Importance Of Pet-Child Relationships: Pets Are Kid's Best Friends, Study Shows

Children prefer to spend time with pets rather than their own siblings, a new study shows. Researchers show kids prefer pets, especially dogs, and owning a pet causes the least amount of conflict in the family.

The research suggests that if your kids won't stop fighting, it may be time to consider getting a pet, Daily Mail Online said. Owning a pet also has a positive impact on your child's social skills and emotional well-being. The research was conducted in collaboration with the Waltham Centre for Pet Nutrition in Leicestershire - a research center owned by Mars Petcare. Mars Petcare is the company behind brands for dog and cat food, like Pedigree and Dreamies.

Study Participants Reported Strong Relationship With Their Pets Relative To Their Siblings

Lead researcher Dr. Matthew Cassels from the Cambridge University said that anyone who has loved a pet during childhood knows that "we turn to them for companionship and disclosure," similar to relationships with people." Cassels said that his team wanted to know how strong these relationships are with pets relative to close family ties.
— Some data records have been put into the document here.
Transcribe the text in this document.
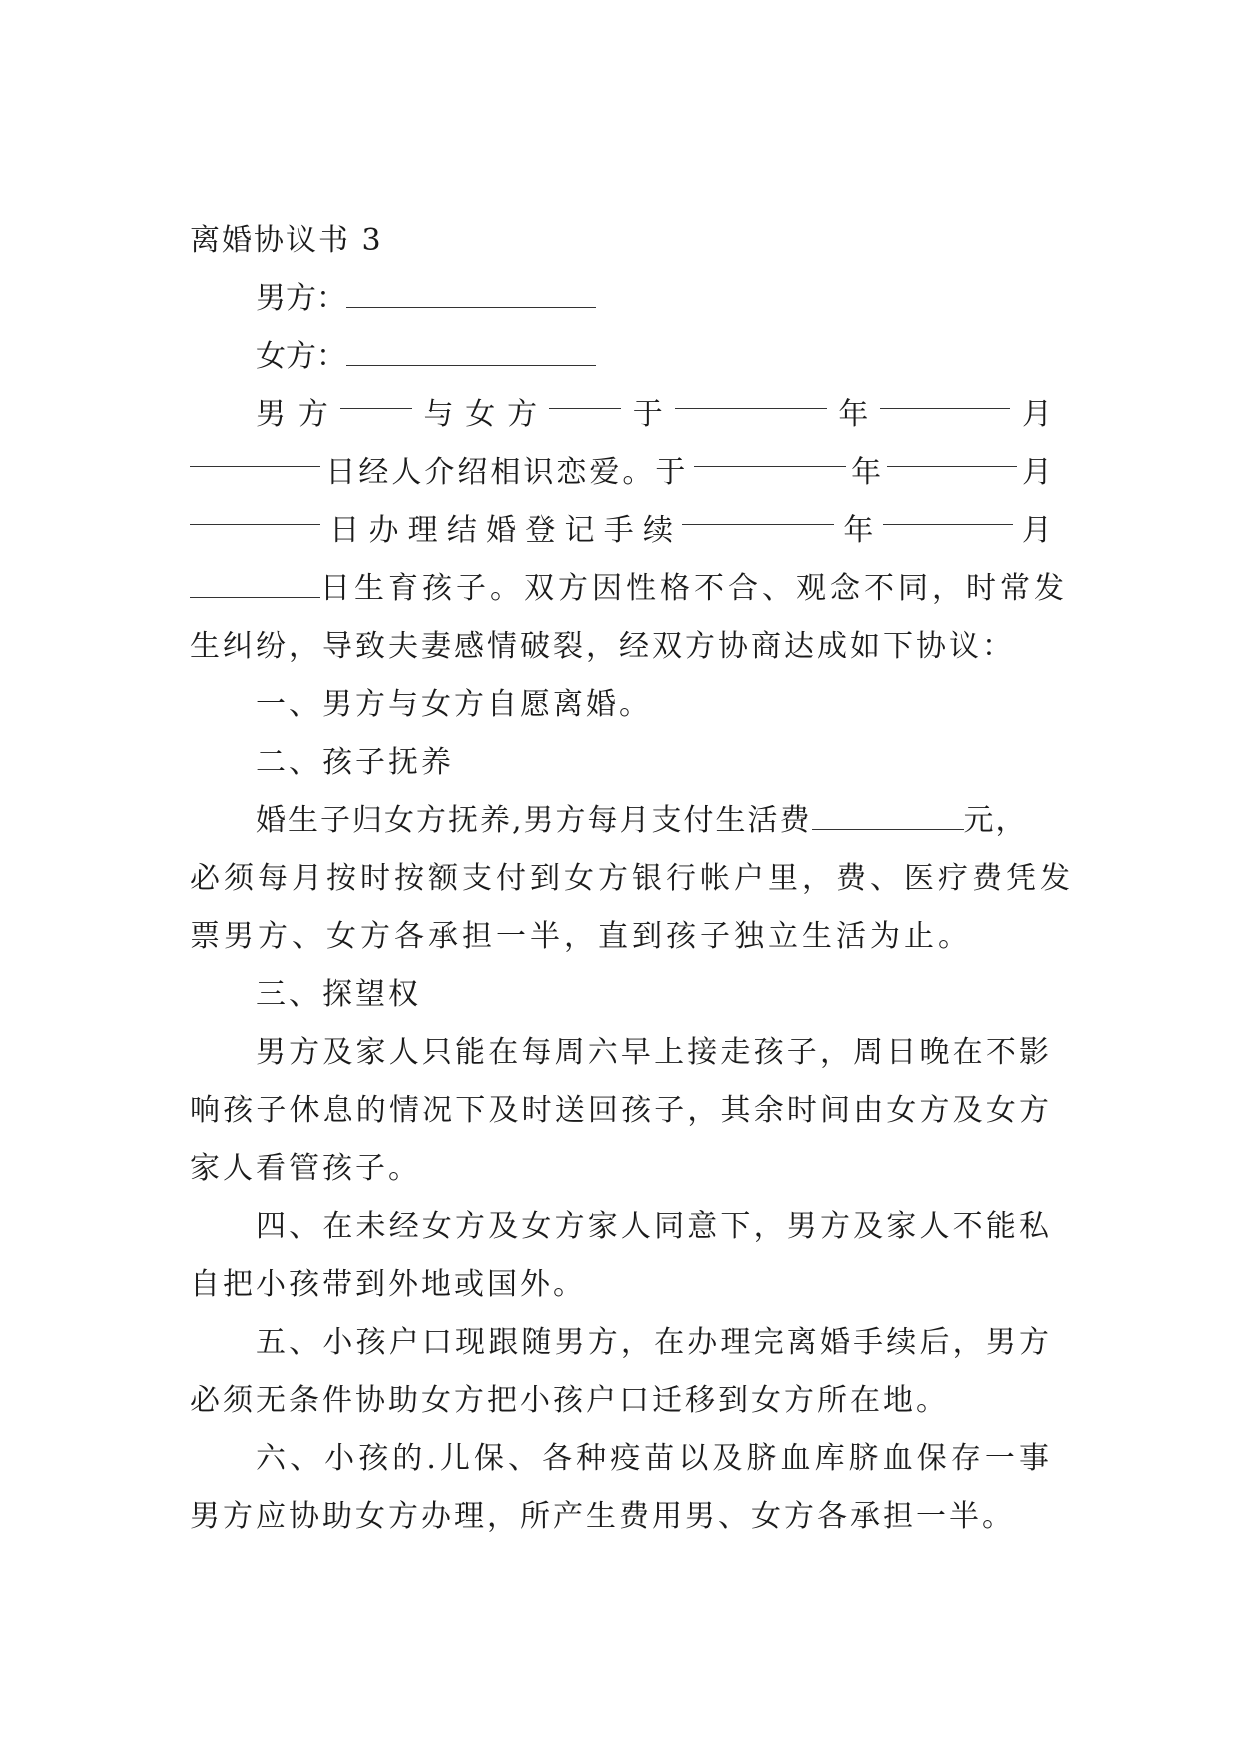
离婚协议书 3

男方：

女方：

男 方	与 女 方	于	年	月

日经人介绍相识恋爱。于	年	月

日 办 理 结 婚 登 记 手 续	年	月

日生育孩子。双方因性格不合、观念不同，时常发

生纠纷，导致夫妻感情破裂，经双方协商达成如下协议：

一、男方与女方自愿离婚。

二、孩子抚养

婚生子归女方抚养,男方每月支付生活费	元，

必须每月按时按额支付到女方银行帐户里，费、医疗费凭发

票男方、女方各承担一半，直到孩子独立生活为止。

三、探望权

男方及家人只能在每周六早上接走孩子，周日晚在不影响孩子休息的情况下及时送回孩子，其余时间由女方及女方家人看管孩子。

四、在未经女方及女方家人同意下，男方及家人不能私自把小孩带到外地或国外。

五、小孩户口现跟随男方，在办理完离婚手续后，男方必须无条件协助女方把小孩户口迁移到女方所在地。

六、小孩的.儿保、各种疫苗以及脐血库脐血保存一事男方应协助女方办理，所产生费用男、女方各承担一半。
According to Yahoo! News, the research team surveyed 12-year-old kids from over 70 families with one or more pets of any type, and with more than one child at home. These kids reported strong relationship with their pets relative to their siblings, and lower levels of conflict with greater satisfaction in dog owners compared to any other kinds of pets.

The Reason Could Be that Pets Are Not Judgemental

"Even though pets may not fully understand or respond verbally, the level of disclosure to pets was no less than siblings," Cassels said. He added that the fact the pets cannot understand or talk back could even benefit because it means that they are completely non-judgemental. Also, pets will not disagree and will never share a secret.

The researchers also found that boys and girls are equally satisfied with their pets, but girls reported more disclosure, companionship, and conflict with their pet than did boys - which indicate that girls may interact with their pets in more nuanced ways.